Results : For ket/xy vs. iso, IOP was not significantly different (16.19±1.9 vs. 15.32±3.7 mmHg, p=0.46), but HR and O2S were significantly lower (HR: 328.57±37.2 vs. 560.35±62.6 per min, p<0.001; O2S: 81.68±8.6 vs. 75±7.4, p=0.01). After 5 min, IOP dropped 2.5 mmHg with ket/xy (16.19±1.9 vs 13.68±1.9 mmHg, p<0.001) but only 0.5 mmHg with iso (15.32±3.7 vs. 14.80±2.3 mmHg, p=0.68). HR decreased for both iso and ket/xy but was not significantly different at 5 min. IOP readings with vs. without a microscope did not show a significant difference for iso at 0 and 5 min (0 min: 15.32±3.7 vs. 14.73±1.9 mmHg, p=0.61; 5 min: 14.80±2.3 vs. 14.72±2.3 mmHg, p=0.93) or ket/xy (0 min: 16.19±1.9 vs. 16.33±1.3 mmHg, p=0.81; 5 min: 13.68±1.9 vs. 13.65±2.6 mmHg, p=0.97). There was a significant difference between IOPs in iso vs. ket/xy datasets at 0 min without a microscope (14.73± 1.9 vs. 16.33±1.3 mmHg, p=0.004).

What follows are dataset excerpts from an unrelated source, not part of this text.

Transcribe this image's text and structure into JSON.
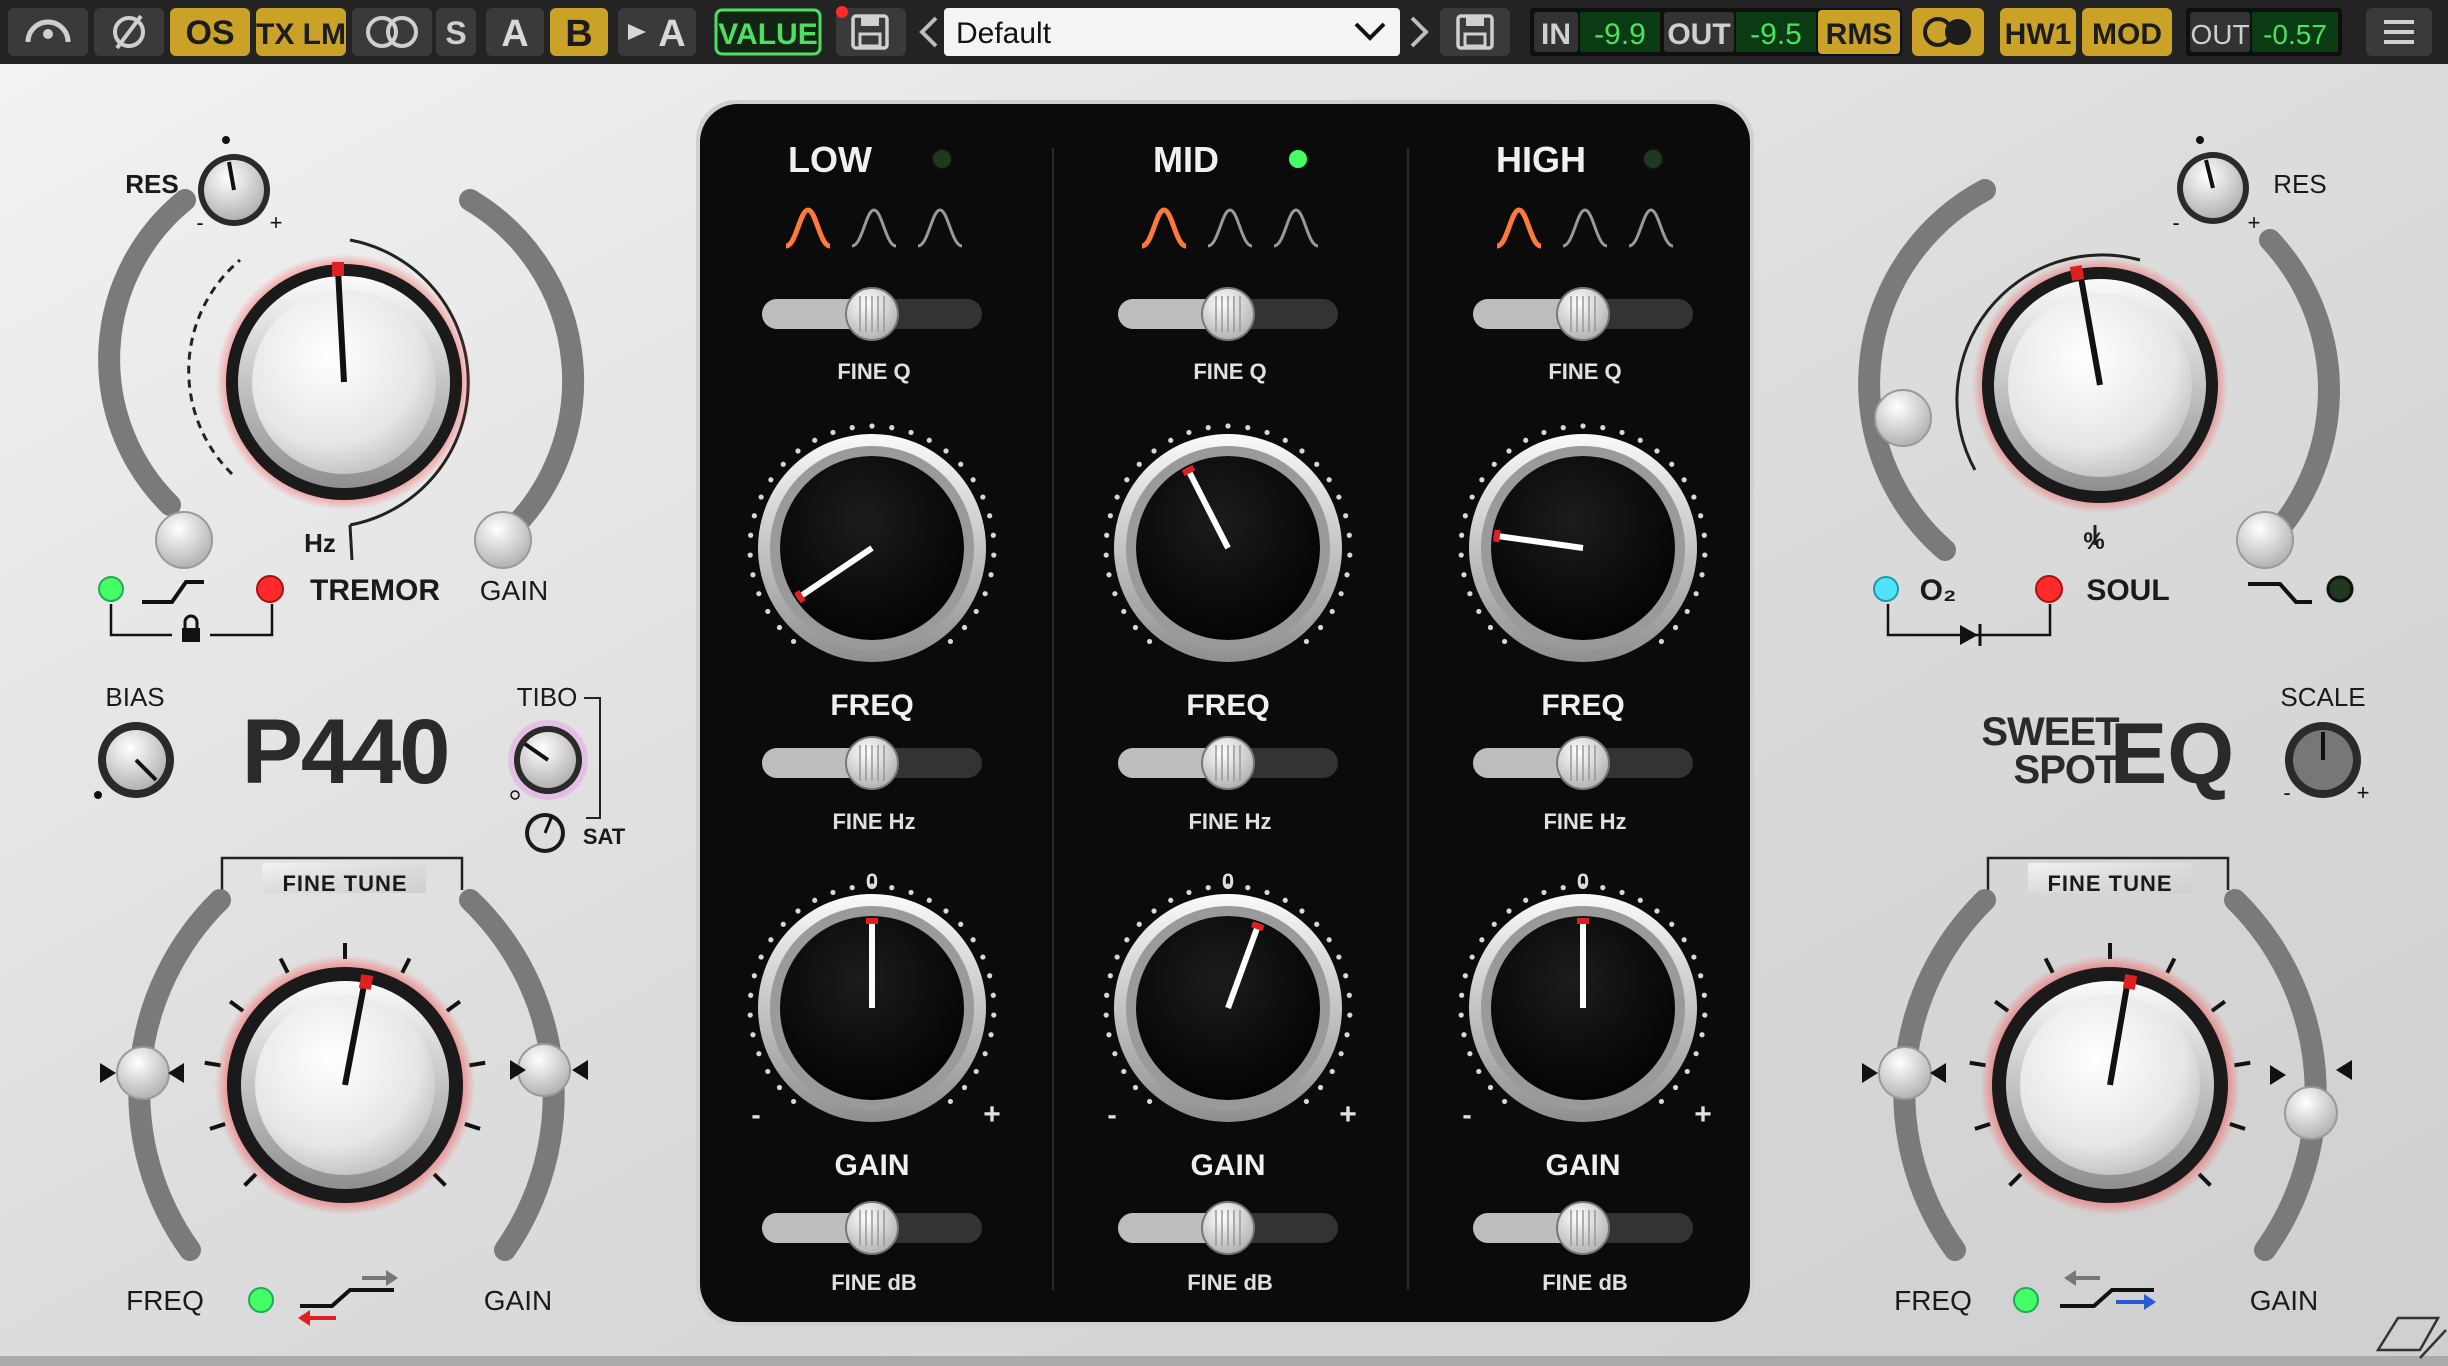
{
  "toolbar": {
    "os": "OS",
    "tx_lm": "TX LM",
    "s": "S",
    "a": "A",
    "b": "B",
    "copy_to_a": "A",
    "value": "VALUE",
    "preset": "Default",
    "in_label": "IN",
    "in_value": "-9.9",
    "out_label": "OUT",
    "out_value": "-9.5",
    "rms": "RMS",
    "hw1": "HW1",
    "mod": "MOD",
    "out2_label": "OUT",
    "out2_value": "-0.57"
  },
  "left": {
    "res": "RES",
    "tremor": "TREMOR",
    "gain_top": "GAIN",
    "hz": "Hz",
    "bias": "BIAS",
    "model": "P440",
    "tibo": "TIBO",
    "sat": "SAT",
    "fine_tune": "FINE TUNE",
    "freq": "FREQ",
    "gain_bottom": "GAIN",
    "minus": "-",
    "plus": "+"
  },
  "right": {
    "res": "RES",
    "o2": "O₂",
    "soul": "SOUL",
    "percent": "%",
    "logo_line1": "SWEET",
    "logo_line2": "SPOT",
    "logo_eq": "EQ",
    "scale": "SCALE",
    "fine_tune": "FINE TUNE",
    "freq": "FREQ",
    "gain_bottom": "GAIN",
    "minus": "-",
    "plus": "+"
  },
  "bands": [
    {
      "name": "LOW",
      "fine_q": "FINE Q",
      "freq": "FREQ",
      "fine_hz": "FINE Hz",
      "zero": "0",
      "minus": "-",
      "plus": "+",
      "gain": "GAIN",
      "fine_db": "FINE dB"
    },
    {
      "name": "MID",
      "fine_q": "FINE Q",
      "freq": "FREQ",
      "fine_hz": "FINE Hz",
      "zero": "0",
      "minus": "-",
      "plus": "+",
      "gain": "GAIN",
      "fine_db": "FINE dB"
    },
    {
      "name": "HIGH",
      "fine_q": "FINE Q",
      "freq": "FREQ",
      "fine_hz": "FINE Hz",
      "zero": "0",
      "minus": "-",
      "plus": "+",
      "gain": "GAIN",
      "fine_db": "FINE dB"
    }
  ],
  "colors": {
    "toolbar_bg": "#232323",
    "button": "#3b3b3b",
    "button_active": "#c9a227",
    "meter_green": "#4de060",
    "led_green": "#44ff66",
    "led_red": "#ff2a2a",
    "led_cyan": "#4fe3ff",
    "panel": "#0b0b0b",
    "face": "#dedede",
    "pointer_red": "#e02020"
  }
}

Conclusions : With our newly designed IOP system, similar IOP readings were obtained using iso or ket/xy, and IOP drops more rapidly with ket/xy than iso. HR is not a determining factor for IOP readings. The use of a microscope for tonometer positioning and consistent time between induction of sleep and IOP collection are the most important parameters for reliable IOP measurements.

This abstract was presented at the 2022 ARVO Annual Meeting, held in Denver, CO, May 1-4, 2022, and virtually.